The 1980s witnessed the collapse of the investment firm DREXELL BURNHAM LAMBERT and the imprisonment of Michael Milken and Ivan Boeskey for insider trading. This was an era of leveraged buyouts financed by junk bonds, which demonstrated the greed and arrogance of wall-street personnel. The 1990s saw the dot com boom and bust. The stock market fell after 911 and then recovered before the decline occasioned by the 2008 financial meltdown. However, before the 2008 crisis we witnessed the collapse of MCIWORLDCOM and ENRON the imprisonment of Bernie Ebbers and some of the Enron executives for fraud. Ebbers is serving 25 years.
These international events were caused by a number of factors, such as, the greed and arrogance of wall-street actors; the greed and ignorance on the part of some investors and in some cases, an absence of effective regulation and the political belief in the virtues of the market to be self-regulating. ALAN GREENSPAN now admits that he made an error in assuming that the market would effectively regulate itself to prevent excesses.

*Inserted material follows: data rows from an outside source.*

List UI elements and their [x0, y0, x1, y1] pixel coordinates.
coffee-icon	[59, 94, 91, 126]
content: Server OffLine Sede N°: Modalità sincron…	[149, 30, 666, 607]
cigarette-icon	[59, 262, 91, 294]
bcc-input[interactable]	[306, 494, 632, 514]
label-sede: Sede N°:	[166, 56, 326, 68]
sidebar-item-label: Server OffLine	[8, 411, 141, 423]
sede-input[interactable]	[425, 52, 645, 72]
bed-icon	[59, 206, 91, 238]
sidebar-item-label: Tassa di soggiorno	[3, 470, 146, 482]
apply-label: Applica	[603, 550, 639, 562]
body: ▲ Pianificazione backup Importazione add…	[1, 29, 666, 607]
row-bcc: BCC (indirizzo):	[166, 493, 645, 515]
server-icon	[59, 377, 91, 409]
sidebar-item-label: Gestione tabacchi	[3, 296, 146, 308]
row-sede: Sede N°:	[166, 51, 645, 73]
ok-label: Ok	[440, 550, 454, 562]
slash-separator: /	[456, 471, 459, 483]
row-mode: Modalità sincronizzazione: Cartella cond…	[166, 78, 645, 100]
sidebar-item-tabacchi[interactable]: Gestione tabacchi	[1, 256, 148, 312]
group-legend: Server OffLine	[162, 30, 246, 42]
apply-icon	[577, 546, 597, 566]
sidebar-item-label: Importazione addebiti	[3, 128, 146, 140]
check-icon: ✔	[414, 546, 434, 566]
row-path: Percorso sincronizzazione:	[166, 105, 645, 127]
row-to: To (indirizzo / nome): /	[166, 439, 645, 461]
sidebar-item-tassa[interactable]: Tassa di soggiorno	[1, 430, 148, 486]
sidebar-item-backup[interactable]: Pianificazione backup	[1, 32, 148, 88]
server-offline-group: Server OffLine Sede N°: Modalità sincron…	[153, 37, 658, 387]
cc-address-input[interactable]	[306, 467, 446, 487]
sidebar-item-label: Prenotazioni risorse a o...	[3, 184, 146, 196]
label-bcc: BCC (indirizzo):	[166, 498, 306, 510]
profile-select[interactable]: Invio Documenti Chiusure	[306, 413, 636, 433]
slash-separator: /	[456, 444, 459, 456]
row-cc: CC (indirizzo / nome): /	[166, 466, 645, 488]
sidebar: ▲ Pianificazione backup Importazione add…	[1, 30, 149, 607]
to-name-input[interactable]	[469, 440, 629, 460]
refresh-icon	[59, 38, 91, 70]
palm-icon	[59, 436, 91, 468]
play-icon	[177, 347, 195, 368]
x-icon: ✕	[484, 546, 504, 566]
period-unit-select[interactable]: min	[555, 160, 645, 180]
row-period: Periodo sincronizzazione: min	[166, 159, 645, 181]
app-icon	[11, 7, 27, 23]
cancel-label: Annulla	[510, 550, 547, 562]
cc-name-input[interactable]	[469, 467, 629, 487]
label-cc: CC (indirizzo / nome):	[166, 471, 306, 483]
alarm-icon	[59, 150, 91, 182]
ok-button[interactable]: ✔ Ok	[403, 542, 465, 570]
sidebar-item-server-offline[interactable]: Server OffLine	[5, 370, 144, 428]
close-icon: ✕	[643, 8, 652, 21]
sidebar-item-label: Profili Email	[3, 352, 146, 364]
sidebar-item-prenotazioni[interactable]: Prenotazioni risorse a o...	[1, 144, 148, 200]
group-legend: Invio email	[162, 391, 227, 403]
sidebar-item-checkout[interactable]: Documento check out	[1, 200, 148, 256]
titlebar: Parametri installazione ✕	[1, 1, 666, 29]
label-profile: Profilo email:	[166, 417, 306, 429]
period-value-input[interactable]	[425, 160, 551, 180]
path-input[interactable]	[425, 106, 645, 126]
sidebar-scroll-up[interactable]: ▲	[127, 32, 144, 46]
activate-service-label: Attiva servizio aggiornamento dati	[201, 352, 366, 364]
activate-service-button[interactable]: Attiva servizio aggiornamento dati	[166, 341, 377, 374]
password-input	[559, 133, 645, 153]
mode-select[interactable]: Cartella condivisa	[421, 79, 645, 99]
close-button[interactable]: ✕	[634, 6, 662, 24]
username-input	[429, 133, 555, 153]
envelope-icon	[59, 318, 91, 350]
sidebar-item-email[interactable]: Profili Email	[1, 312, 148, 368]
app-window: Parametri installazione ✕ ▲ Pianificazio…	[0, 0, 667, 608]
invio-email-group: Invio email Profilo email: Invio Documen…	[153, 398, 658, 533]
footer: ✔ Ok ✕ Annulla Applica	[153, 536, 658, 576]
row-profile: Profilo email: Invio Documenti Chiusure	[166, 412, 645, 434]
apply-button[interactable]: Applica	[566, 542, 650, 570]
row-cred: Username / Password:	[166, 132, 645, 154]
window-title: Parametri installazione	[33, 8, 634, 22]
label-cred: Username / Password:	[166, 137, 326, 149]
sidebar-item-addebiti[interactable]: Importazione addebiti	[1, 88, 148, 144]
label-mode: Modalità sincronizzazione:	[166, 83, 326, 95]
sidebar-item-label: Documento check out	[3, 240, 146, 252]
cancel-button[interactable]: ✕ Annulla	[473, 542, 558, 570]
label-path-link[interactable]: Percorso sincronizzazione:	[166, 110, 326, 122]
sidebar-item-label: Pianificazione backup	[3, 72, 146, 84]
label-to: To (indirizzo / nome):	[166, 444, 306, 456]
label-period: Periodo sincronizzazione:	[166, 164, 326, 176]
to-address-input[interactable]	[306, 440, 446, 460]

The Caribbean over a similar period of time has witnessed financial crises. In Barbados the year 1986 saw the collapse of Trade Confirmers, a finance company offering interest rates on deposits that were in excess of what the other regulated entities were offering. The depositors lost their money. However, prior to that event, Barbadian depositors had lost money when two icons on the Barbadian business landscape the COTTON FACTORY and THE BARBADOS FOUNDRY collapsed. Here again there was no bailout of depositors. Trade Confirmers though a deposit taking institution was not regulated by the Central Bank and this brought about a change of legislation subsequent to the event to regulate these Finance Companies. However, there are still companies in Barbados accepting deposits from the public which are not licensed as banks or other deposit taking institutions. This has come to my knowledge recently.